Il calendario propone altre due partite impossibili, con la trasferta di Milano e il match casalingo contro Venezia, ovvero le due capolista e non sarà facile muovere di nuovo la classifica, ma per adesso la Vuelle può affrontare con relativa tranquillità questa fase della stagione in attesa delle partite più abbordabili che arriveranno a fine anno, arriverà anche il bel gioco?
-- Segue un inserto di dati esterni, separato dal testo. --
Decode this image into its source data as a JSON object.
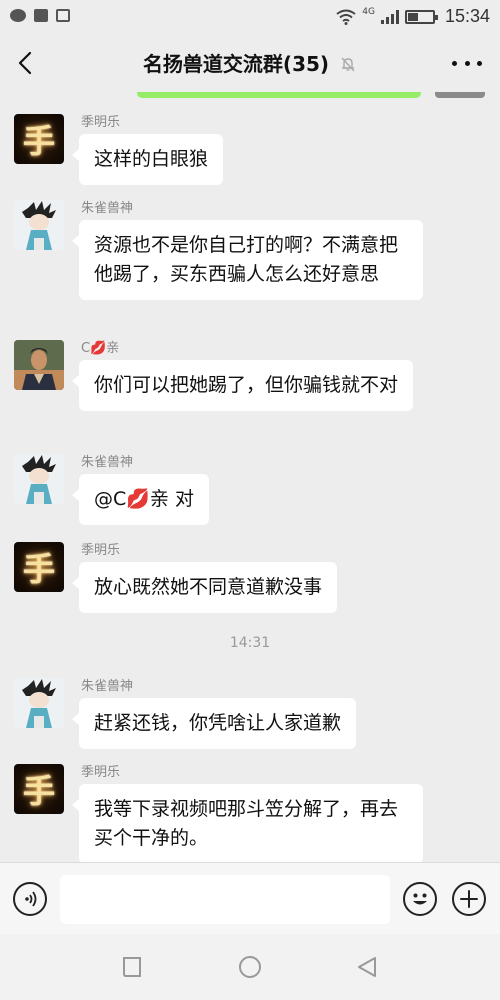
{
  "status_bar": {
    "network": "4G",
    "battery_level": 0.4,
    "time": "15:34",
    "left_icons": [
      "wechat-icon",
      "gallery-icon",
      "picture-icon"
    ]
  },
  "header": {
    "title": "名扬兽道交流群(35)",
    "back_icon": "chevron-left-icon",
    "mute_icon": "bell-off-icon",
    "more_icon": "more-dots-icon"
  },
  "messages": [
    {
      "sender": "季明乐",
      "avatar_char": "手",
      "text": "这样的白眼狼"
    },
    {
      "sender": "朱雀兽神",
      "text": "资源也不是你自己打的啊？不满意把他踢了，买东西骗人怎么还好意思"
    },
    {
      "sender": "C💋亲",
      "text": "你们可以把她踢了，但你骗钱就不对"
    },
    {
      "sender": "朱雀兽神",
      "text": "@C💋亲  对"
    },
    {
      "sender": "季明乐",
      "avatar_char": "手",
      "text": "放心既然她不同意道歉没事"
    },
    {
      "sender": "朱雀兽神",
      "text": "赶紧还钱，你凭啥让人家道歉"
    },
    {
      "sender": "季明乐",
      "avatar_char": "手",
      "text": "我等下录视频吧那斗笠分解了，再去买个干净的。"
    }
  ],
  "timestamp": "14:31",
  "input": {
    "value": "",
    "placeholder": ""
  },
  "colors": {
    "background": "#ededed",
    "bubble": "#ffffff",
    "self_bubble": "#95ec69",
    "sender_name": "#888888"
  }
}
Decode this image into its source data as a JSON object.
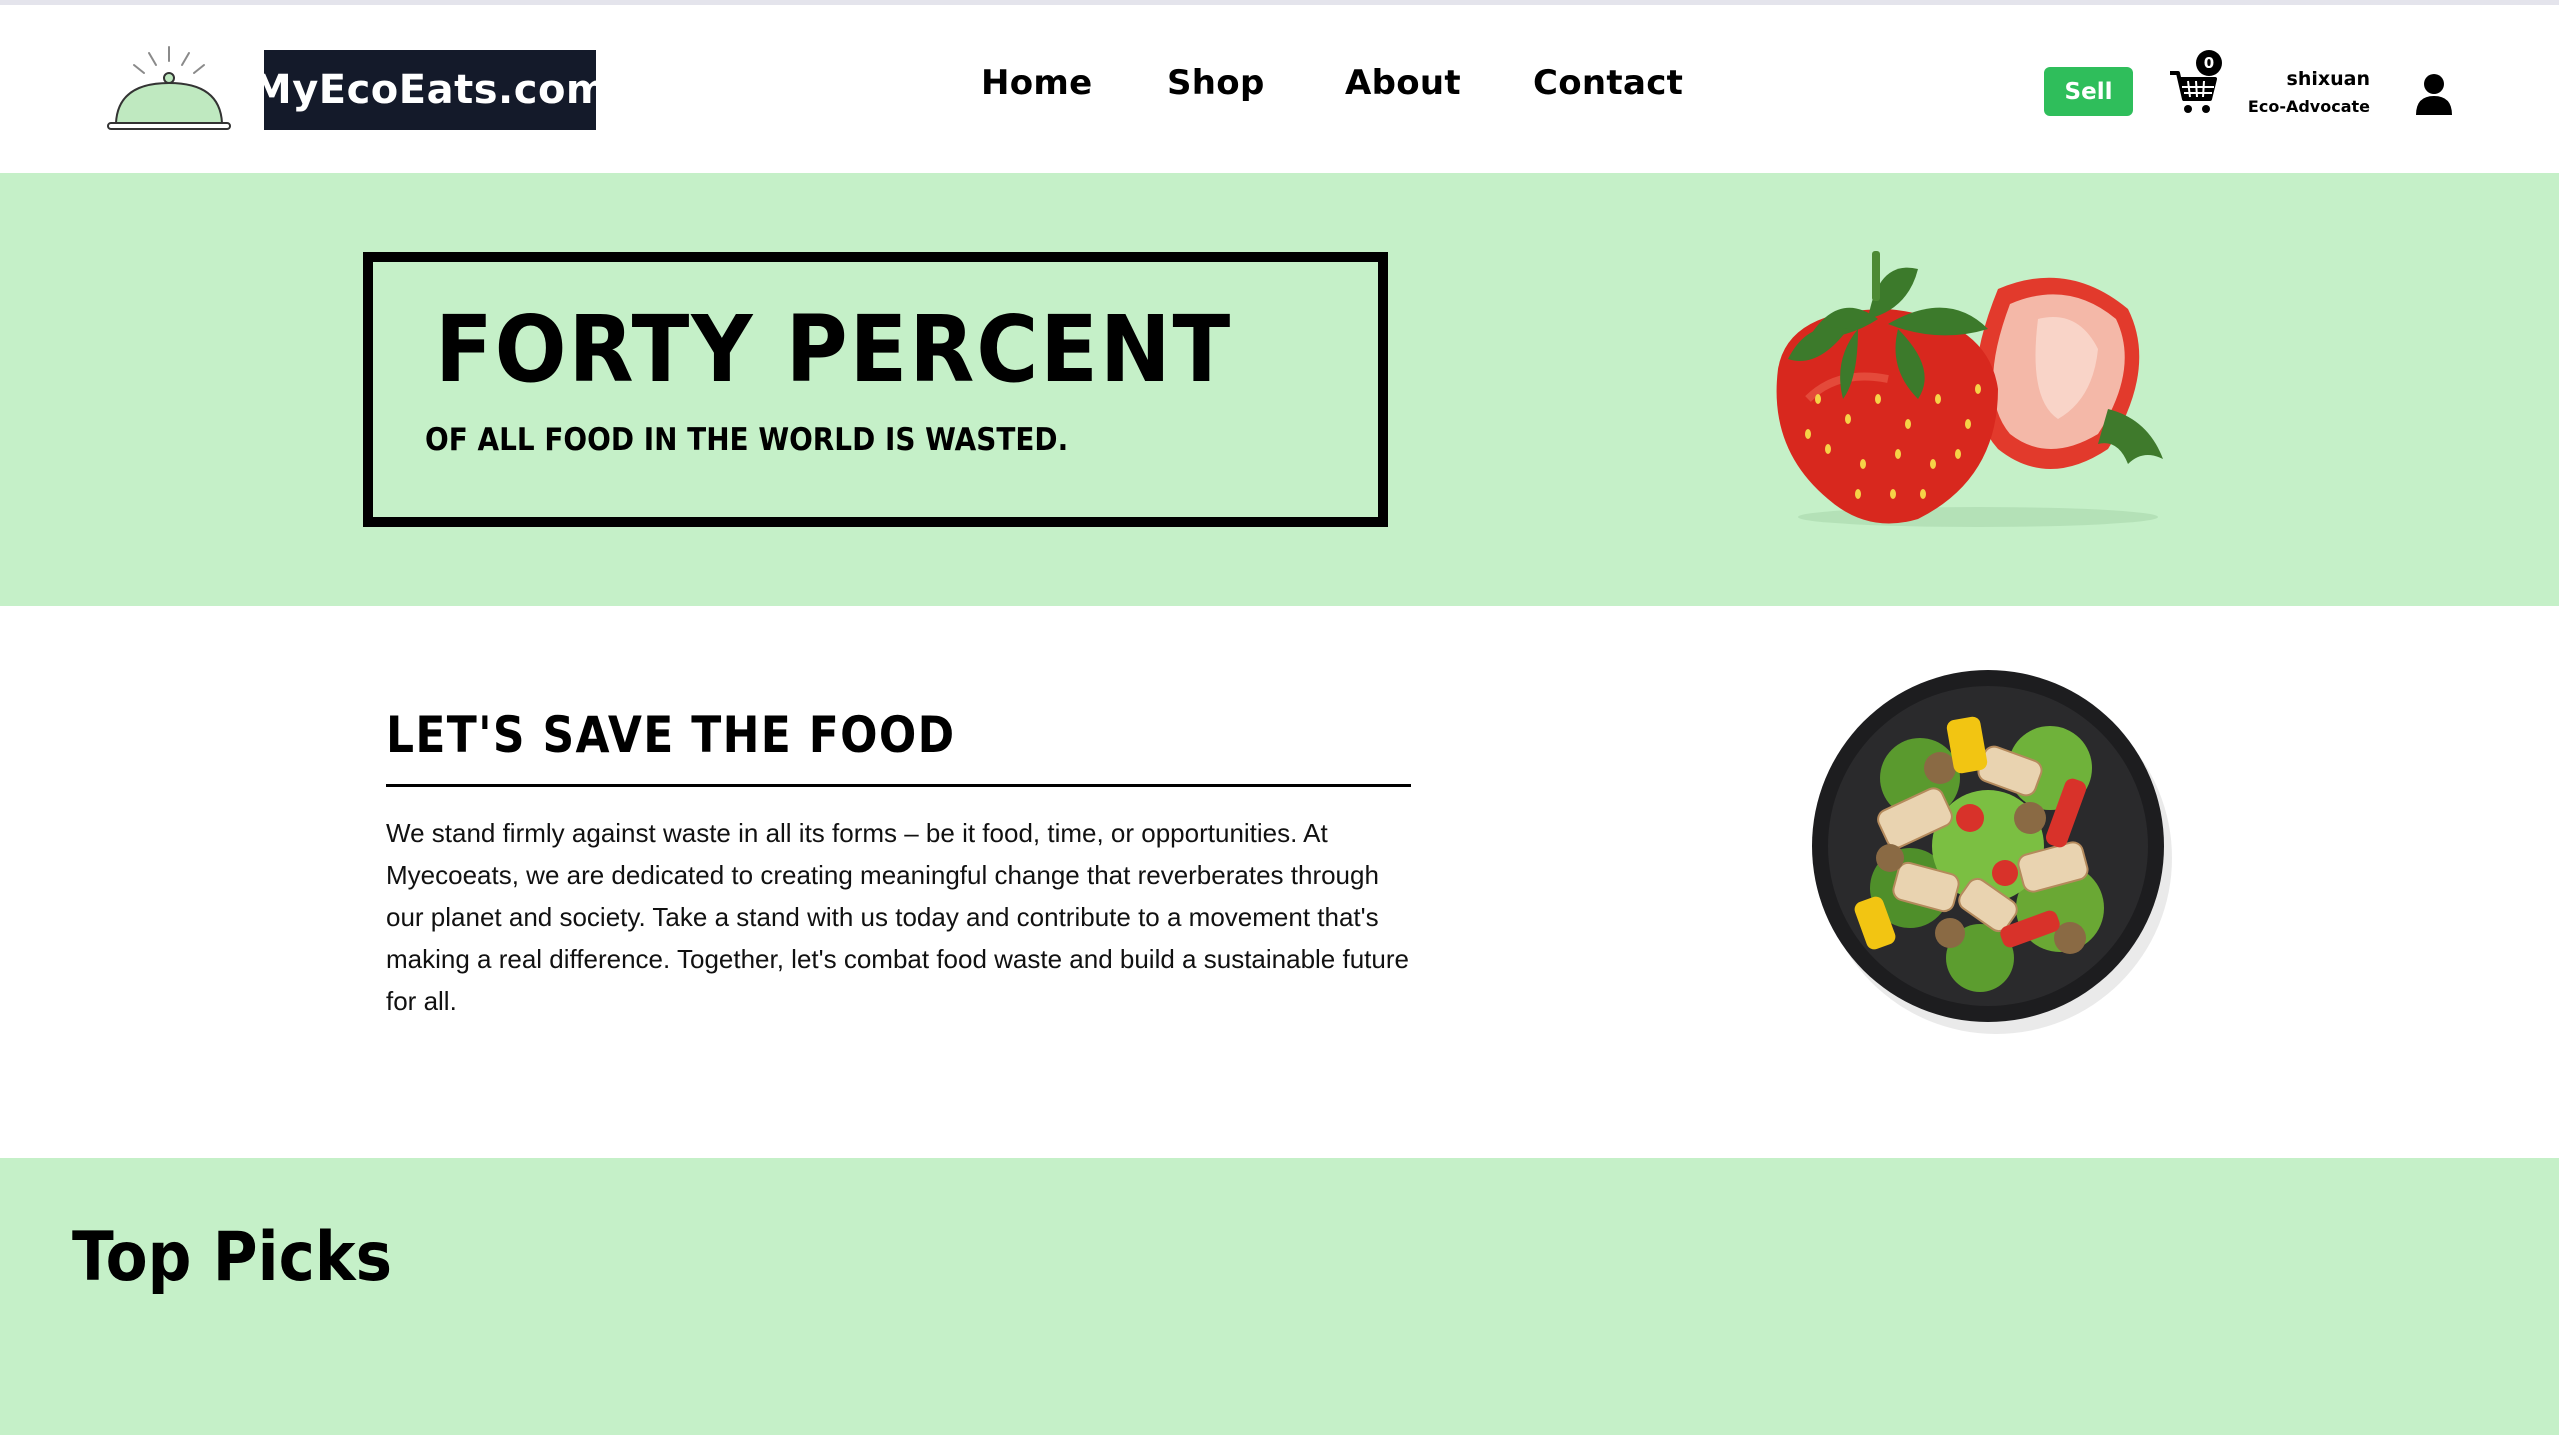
{
  "header": {
    "brand": "MyEcoEats.com",
    "nav": [
      {
        "label": "Home"
      },
      {
        "label": "Shop"
      },
      {
        "label": "About"
      },
      {
        "label": "Contact"
      }
    ],
    "sell_label": "Sell",
    "cart_count": "0",
    "user_name": "shixuan",
    "user_role": "Eco-Advocate"
  },
  "hero": {
    "title": "FORTY PERCENT",
    "subtitle": "OF ALL FOOD IN THE WORLD IS WASTED."
  },
  "mission": {
    "title": "LET'S SAVE THE FOOD",
    "body": "We stand firmly against waste in all its forms – be it food, time, or opportunities. At Myecoeats, we are dedicated to creating meaningful change that reverberates through our planet and society. Take a stand with us today and contribute to a movement that's making a real difference. Together, let's combat food waste and build a sustainable future for all."
  },
  "top_picks": {
    "title": "Top Picks"
  },
  "colors": {
    "accent_green": "#c5f0c8",
    "sell_green": "#2fbe5b",
    "brand_box": "#141a2a"
  },
  "icons": [
    "cloche-logo-icon",
    "cart-icon",
    "user-icon"
  ]
}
Su questo nutriamo forti dubbi.

 

DAGLI ALTRI PARQUET

In attesa del posticipo tra Sassari ed Avellino, si consolida il primato di Reggio Emilia e Venezia che sfruttano, non senza qualche patema, il turno casalingo battendo rispettivamente Roma e Pistoia, nell’ennesimo derby lombardo stagionale, Milano sbanca Varese segnando 105 punti, anche se deve aspettare gli ultimi minuti per avere ragione di una OpenJobMetis che ha dovuto fare a meno di coach Pozzecco per tutto il secondo tempo, dopo la spettacolare espulsione del Pozz con tanto di camicia strappata platealmente, Brindisi deve aspettare l’ultimo quarto per conquistare i due punti contro una coriacea Bologna, mentre Cantù dopo un supplementare espugna Caserta lasciando i campani ancora a quota zero, ma la partita più spettacolare è andata in scena a Trento tra le due formazioni più sorprendenti della stagione, con Cremona che si è arresa solamente dopo tre overtime.

CASO ROSS

La Vuelle, in merito alle notizie di cronaca riguardanti il giocatore LaQuinton Ross (Una ragazza di 23 anni, di origine marocchina, è andata dai carabinieri sabato notte con l’intenzione di denunciarlo per violenza sessuale, ndr), resta in attesa degli sviluppi delle indagini in corso. La società comunica l’obbligo di riservatezza da parte di tutti i propri tesserati.